Srebrenica, 25 ans après
On a commémoré ce week-end l'anniversaire du génocide de Srebrenica. Les troupes des Serbes de Bosnie avaient encerclé début juillet 1995 des dizaines de milliers de bosniaques musulmans dans cette ville de Bosnie orientale, avant d'assassiner plus de 8 000 hommes et jeunes hommes ; les casques bleus néerlandais présents sur place avaient assisté au massacre sans intervenir. Les éditorialistes tentent de tirer les enseignements de ce drame.
Une insupportable hypocrisie
Dans Il Fatto Quotidiano, l'écrivain et journaliste Leonardo Coen fait part de son indignation :
«Il est d'une immoralité infinie d'oublier Srebrenica, le génocide, les 8 372 victimes musulmanes massacrées par les Serbes, ce 'nettoyage ethnique' perpétré au cœur d'une Europe distraite d'abord, incrédule ensuite. Or je crois qu'il est pire encore d'oublier le bal des hypocrites, qui, pendant des années, a accompagné et continue d'accompagner la mémoire des ces massacres immondes, les manœuvres et les déclarations obscènes des négationnistes, la recherche timorée des tortionnaires qui l'ont commis. ... Mais ce qui m'indigne le plus, ce qui me fait enrager aujourd'hui encore, c'est que l'on n'ait jamais déféré devant le TPIY l'ineffable colonel Thom Karremans - cet officier, en ce maudit mois de juillet 1995, était en charge du contingent néerlandais de l'ONU et avait déclaré Srebrenica 'safe area', une zone protégée, tout en laissant [les leaders serbes] Ratko Mladić et Arkan massacrer à tour de bras.»

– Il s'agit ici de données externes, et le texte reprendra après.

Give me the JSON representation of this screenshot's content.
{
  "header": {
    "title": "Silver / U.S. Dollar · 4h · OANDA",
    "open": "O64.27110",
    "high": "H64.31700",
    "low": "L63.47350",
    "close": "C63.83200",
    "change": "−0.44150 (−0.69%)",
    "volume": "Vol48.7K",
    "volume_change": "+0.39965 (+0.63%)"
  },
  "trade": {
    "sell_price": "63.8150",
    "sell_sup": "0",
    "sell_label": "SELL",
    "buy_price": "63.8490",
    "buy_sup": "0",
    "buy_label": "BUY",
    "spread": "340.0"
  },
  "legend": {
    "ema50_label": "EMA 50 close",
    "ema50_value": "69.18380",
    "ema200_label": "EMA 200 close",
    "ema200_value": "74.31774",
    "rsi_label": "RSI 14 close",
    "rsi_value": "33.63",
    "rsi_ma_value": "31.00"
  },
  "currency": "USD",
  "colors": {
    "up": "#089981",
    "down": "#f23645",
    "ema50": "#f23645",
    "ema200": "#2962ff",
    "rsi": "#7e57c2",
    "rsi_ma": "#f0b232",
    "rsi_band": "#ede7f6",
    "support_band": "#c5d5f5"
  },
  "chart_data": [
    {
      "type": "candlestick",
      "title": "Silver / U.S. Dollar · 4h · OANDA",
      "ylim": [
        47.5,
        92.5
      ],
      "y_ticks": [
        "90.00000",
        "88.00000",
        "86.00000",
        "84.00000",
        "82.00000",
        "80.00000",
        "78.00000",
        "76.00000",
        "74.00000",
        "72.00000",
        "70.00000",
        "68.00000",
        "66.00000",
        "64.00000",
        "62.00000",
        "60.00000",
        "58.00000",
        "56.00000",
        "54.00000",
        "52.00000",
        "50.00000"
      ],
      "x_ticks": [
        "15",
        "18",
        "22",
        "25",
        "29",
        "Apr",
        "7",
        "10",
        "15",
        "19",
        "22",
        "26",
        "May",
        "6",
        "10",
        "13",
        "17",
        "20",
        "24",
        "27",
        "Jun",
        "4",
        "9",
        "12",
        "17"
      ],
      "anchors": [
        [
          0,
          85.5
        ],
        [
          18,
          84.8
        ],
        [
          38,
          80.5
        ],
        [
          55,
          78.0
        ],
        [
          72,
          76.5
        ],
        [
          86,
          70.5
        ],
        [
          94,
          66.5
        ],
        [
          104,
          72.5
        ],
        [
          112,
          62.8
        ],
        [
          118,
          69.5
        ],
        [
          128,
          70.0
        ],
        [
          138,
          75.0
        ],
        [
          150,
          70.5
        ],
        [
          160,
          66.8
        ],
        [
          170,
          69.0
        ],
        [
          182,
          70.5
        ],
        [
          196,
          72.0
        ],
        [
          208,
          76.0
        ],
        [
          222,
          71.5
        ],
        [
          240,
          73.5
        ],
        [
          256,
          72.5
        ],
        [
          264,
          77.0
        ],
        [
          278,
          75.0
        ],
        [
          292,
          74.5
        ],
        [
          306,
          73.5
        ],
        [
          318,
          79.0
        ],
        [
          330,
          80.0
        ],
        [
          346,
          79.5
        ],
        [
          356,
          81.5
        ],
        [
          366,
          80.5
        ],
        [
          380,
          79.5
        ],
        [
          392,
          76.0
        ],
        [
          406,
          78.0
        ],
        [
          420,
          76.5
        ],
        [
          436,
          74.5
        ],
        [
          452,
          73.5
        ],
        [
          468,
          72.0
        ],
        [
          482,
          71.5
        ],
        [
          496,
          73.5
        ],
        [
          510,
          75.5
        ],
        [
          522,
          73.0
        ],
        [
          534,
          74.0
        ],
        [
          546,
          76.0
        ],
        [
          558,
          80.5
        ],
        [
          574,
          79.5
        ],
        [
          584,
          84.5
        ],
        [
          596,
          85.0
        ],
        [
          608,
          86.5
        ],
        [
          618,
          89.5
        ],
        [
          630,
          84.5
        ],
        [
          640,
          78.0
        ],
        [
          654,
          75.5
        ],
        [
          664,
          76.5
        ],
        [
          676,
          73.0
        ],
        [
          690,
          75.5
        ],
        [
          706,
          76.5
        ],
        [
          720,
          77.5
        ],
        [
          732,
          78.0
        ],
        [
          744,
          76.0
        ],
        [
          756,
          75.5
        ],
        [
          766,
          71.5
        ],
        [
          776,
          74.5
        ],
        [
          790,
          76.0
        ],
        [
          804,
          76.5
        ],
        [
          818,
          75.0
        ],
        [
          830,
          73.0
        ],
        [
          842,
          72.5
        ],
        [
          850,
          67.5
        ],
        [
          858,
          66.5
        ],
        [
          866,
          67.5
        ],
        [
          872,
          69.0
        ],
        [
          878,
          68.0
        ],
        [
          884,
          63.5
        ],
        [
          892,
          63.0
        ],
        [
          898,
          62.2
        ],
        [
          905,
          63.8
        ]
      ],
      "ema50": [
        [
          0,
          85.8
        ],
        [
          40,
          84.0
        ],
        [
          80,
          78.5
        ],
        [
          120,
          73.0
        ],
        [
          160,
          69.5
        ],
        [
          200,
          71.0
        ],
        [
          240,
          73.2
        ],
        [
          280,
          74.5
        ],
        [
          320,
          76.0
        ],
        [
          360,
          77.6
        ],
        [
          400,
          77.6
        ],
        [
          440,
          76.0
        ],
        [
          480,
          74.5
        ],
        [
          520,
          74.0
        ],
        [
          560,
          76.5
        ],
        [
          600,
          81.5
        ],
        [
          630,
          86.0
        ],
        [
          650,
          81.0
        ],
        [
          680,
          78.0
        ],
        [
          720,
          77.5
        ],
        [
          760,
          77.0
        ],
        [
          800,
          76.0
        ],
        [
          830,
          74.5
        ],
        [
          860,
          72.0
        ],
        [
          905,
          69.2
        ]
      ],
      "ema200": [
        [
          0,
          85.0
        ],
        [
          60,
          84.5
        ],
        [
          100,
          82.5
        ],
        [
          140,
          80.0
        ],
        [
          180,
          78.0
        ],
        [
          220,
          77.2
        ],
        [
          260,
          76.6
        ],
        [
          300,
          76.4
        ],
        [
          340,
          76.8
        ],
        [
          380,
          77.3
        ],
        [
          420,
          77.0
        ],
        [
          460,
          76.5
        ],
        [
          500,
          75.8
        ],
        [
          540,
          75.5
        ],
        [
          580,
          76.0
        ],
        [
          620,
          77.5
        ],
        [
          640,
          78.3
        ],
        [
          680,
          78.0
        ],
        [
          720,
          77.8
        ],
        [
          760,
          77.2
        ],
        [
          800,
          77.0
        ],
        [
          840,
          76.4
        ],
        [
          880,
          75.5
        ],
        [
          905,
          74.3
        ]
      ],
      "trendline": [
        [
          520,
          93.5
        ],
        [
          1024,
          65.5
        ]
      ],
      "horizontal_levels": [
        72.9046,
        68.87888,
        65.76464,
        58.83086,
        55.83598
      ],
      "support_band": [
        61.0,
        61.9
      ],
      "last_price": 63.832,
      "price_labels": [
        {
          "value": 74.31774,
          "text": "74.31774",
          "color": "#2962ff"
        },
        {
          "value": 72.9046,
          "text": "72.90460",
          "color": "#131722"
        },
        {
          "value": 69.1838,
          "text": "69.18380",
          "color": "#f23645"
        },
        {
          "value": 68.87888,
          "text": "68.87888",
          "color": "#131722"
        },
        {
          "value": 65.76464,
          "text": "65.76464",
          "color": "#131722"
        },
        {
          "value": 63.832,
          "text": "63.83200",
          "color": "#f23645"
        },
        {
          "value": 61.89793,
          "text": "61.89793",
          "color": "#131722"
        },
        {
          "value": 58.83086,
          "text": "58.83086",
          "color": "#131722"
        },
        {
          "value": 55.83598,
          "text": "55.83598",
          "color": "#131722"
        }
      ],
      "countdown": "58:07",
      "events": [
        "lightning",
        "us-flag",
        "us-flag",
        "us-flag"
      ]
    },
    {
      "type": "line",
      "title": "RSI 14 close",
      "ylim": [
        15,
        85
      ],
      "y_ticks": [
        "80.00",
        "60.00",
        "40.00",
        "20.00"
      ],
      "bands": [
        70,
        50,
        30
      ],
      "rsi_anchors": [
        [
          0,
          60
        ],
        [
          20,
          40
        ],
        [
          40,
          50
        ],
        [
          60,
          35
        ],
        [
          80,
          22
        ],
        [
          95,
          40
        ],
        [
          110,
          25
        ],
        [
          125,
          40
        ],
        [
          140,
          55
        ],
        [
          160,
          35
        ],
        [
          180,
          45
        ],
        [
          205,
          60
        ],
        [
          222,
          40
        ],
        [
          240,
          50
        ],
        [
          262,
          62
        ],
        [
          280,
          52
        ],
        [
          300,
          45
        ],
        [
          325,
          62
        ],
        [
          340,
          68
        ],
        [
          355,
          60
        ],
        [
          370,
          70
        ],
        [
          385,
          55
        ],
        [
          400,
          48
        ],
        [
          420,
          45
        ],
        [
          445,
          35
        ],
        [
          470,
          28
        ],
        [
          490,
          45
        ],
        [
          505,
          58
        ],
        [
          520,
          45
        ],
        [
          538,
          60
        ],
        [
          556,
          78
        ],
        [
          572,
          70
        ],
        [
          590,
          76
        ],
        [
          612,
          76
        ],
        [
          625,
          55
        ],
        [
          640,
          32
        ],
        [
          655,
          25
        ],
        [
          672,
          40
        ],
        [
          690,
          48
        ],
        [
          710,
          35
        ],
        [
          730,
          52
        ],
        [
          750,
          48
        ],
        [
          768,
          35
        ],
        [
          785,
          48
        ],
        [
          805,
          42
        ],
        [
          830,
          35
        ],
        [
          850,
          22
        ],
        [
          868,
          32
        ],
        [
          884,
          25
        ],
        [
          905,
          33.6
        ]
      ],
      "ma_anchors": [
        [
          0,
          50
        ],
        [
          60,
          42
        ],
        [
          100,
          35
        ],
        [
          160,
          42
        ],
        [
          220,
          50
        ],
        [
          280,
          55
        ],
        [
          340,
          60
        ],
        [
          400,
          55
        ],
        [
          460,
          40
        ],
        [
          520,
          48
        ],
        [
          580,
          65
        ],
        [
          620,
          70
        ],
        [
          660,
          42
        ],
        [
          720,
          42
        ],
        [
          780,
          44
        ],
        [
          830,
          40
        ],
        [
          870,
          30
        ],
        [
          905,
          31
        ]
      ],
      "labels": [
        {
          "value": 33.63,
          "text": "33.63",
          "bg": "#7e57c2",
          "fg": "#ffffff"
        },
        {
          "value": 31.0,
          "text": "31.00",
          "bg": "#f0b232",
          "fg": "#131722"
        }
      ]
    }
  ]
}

Le naufrage des bonnes intentions
L'échec des troupes néerlandaises est avant tout un échec de l'ONU, constate De Vokskrant :
«La chute de Srebrenica a été le dernier acte de la tragédie qui s'est jouée à l'été 1995. Dans cette tragédie, marquée par les bonnes intentions et les mauvaises décisions, les soldats néerlandais - y compris le commandant décrié Thom Karremans - n'étaient que des figurants. Les troupes de maintien de la paix de l'ONU se sont présentées comme des colombes dans une zone contrôlée par des rapaces. ... [Le bataillon néerlandais de l'ONU] Dutchbat est aussi devenu le symbole de l'échec de l'ONU. De ce point de vue, on peut comprendre que le gouvernement néerlandais veuille assumer la responsabilité, mais pas la culpabilité, de l'échec de la mission de maintien de la paix.»

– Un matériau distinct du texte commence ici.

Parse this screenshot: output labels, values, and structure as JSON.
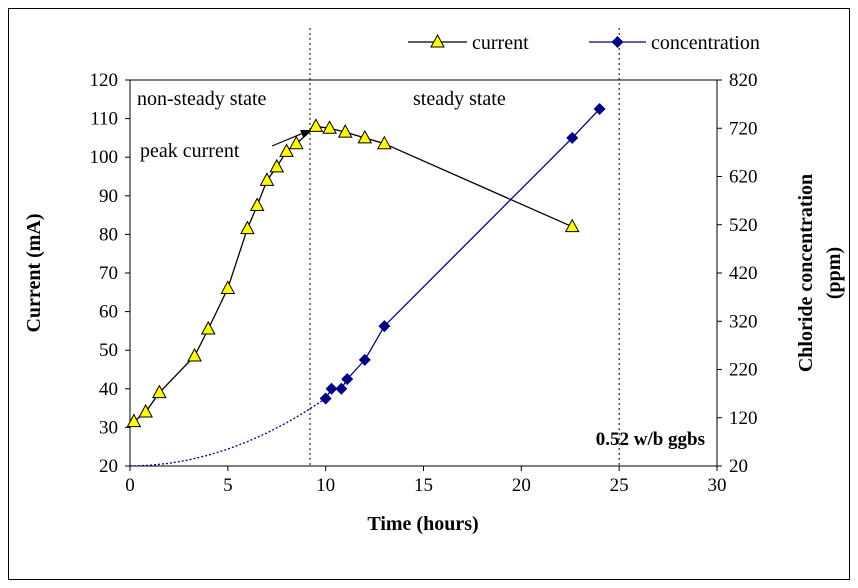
{
  "chart_data": {
    "type": "line",
    "xlabel": "Time (hours)",
    "ylabel": "Current  (mA)",
    "y2label_line1": "Chloride concentration",
    "y2label_line2": "(ppm)",
    "xlim": [
      0,
      30
    ],
    "ylim": [
      20,
      120
    ],
    "y2lim": [
      20,
      820
    ],
    "x_ticks": [
      0,
      5,
      10,
      15,
      20,
      25,
      30
    ],
    "y_ticks": [
      20,
      30,
      40,
      50,
      60,
      70,
      80,
      90,
      100,
      110,
      120
    ],
    "y2_ticks": [
      20,
      120,
      220,
      320,
      420,
      520,
      620,
      720,
      820
    ],
    "grid": false,
    "legend_position": "top-right",
    "series": [
      {
        "name": "current",
        "axis": "left",
        "marker": "triangle",
        "color": "#000000",
        "marker_fill": "#ffff00",
        "x": [
          0.2,
          0.8,
          1.5,
          3.3,
          4.0,
          5.0,
          6.0,
          6.5,
          7.0,
          7.5,
          8.0,
          8.5,
          9.5,
          10.2,
          11.0,
          12.0,
          13.0,
          22.6
        ],
        "y": [
          31.5,
          34.0,
          39.0,
          48.5,
          55.5,
          66.0,
          81.5,
          87.5,
          94.0,
          97.5,
          101.5,
          103.5,
          108.0,
          107.5,
          106.5,
          105.0,
          103.5,
          82.0
        ]
      },
      {
        "name": "concentration",
        "axis": "right",
        "marker": "diamond",
        "color": "#000080",
        "marker_fill": "#000080",
        "x": [
          10.0,
          10.3,
          10.8,
          11.1,
          12.0,
          13.0,
          22.6,
          24.0
        ],
        "y": [
          160,
          180,
          180,
          200,
          240,
          310,
          700,
          760
        ]
      }
    ],
    "extrapolation_curve": {
      "axis": "right",
      "color": "#000080",
      "style": "dotted",
      "x": [
        0,
        1,
        2,
        3,
        4,
        5,
        6,
        7,
        8,
        9,
        10
      ],
      "y": [
        20,
        21.4,
        25.6,
        32.6,
        42.4,
        55,
        70.4,
        88.6,
        109.6,
        133.4,
        160
      ]
    },
    "vertical_markers": [
      9.2,
      25.0
    ],
    "annotations": {
      "region_left": "non-steady state",
      "region_right": "steady state",
      "peak": "peak current",
      "peak_arrow_target": [
        9.4,
        108.0
      ],
      "label": "0.52 w/b ggbs"
    }
  }
}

La haine peut mener au génocide
Der Standard met en garde contre les dangers de l'islamophobie :
«L'expulsion et l'extermination systématiques des personnes portant des noms musulmans en Bosnie-Herzégovine a débuté dès 1992 ; elles furent le résultat d'une islamophobie orchestrée pendant des années par l'extrême droite alors au pouvoir, avec l'appui des médias. Si le génocide de Srebrenica, survenu trois ans plus tard, était prévisible, personne n'a su l'empêcher : il s'agit d'un échec total de l'Europe et de la communauté internationale. 25 ans après, il est nécessaire d'ancrer ces évènements dans la conscience collective de l'Europe entière, à l'heure où l'islamophobie s'enracine dans la pensée conservatrice dominante. Les violences commises à Srebrenica en 1995 nous montrent sur quoi peuvent déboucher les campagnes haineuses : le génocide.»

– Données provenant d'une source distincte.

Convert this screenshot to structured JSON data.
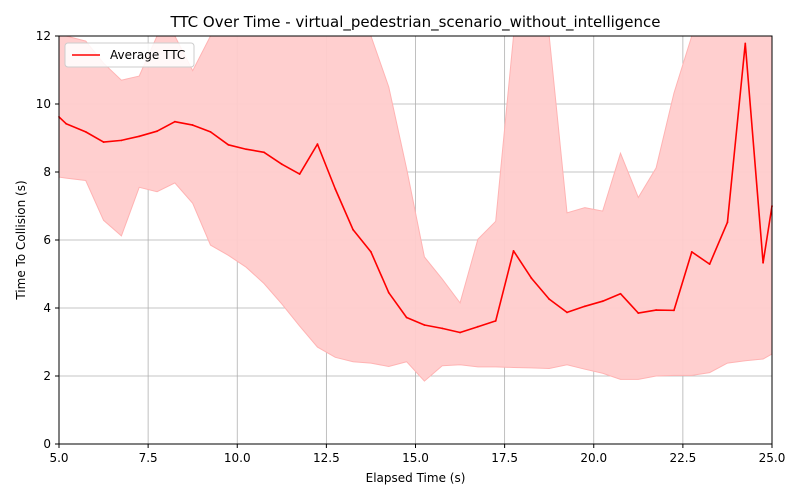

Voilà pourquoi il faut aider les réfugiés
Sydsvenskan rappelle la nécessité d'accueillir les personnes qui tentent d'échapper à la violence :
«De nos jours encore, massacres, guerres civiles et exactions ont encore lieu dans notre voisinage. De nos jours encore, il y a des crimes de guerre auxquels des personnes cherchent à échapper. De nos jours encore, des personnes sont contraintes de quitter leur patrie, et une partie d'entre d'elles trouvent encore refuge en Suède pour pour débuter une vie meilleure. Les commémorations de Srebrenica montrent toute l'importance qu'il y a à protéger les personnes de la mort et de la persécution. Lorsque le génocide entre dans la balance, les termes de 'quotas' et de 'coûts' ne pèsent pas plus lourds qu'une plume.»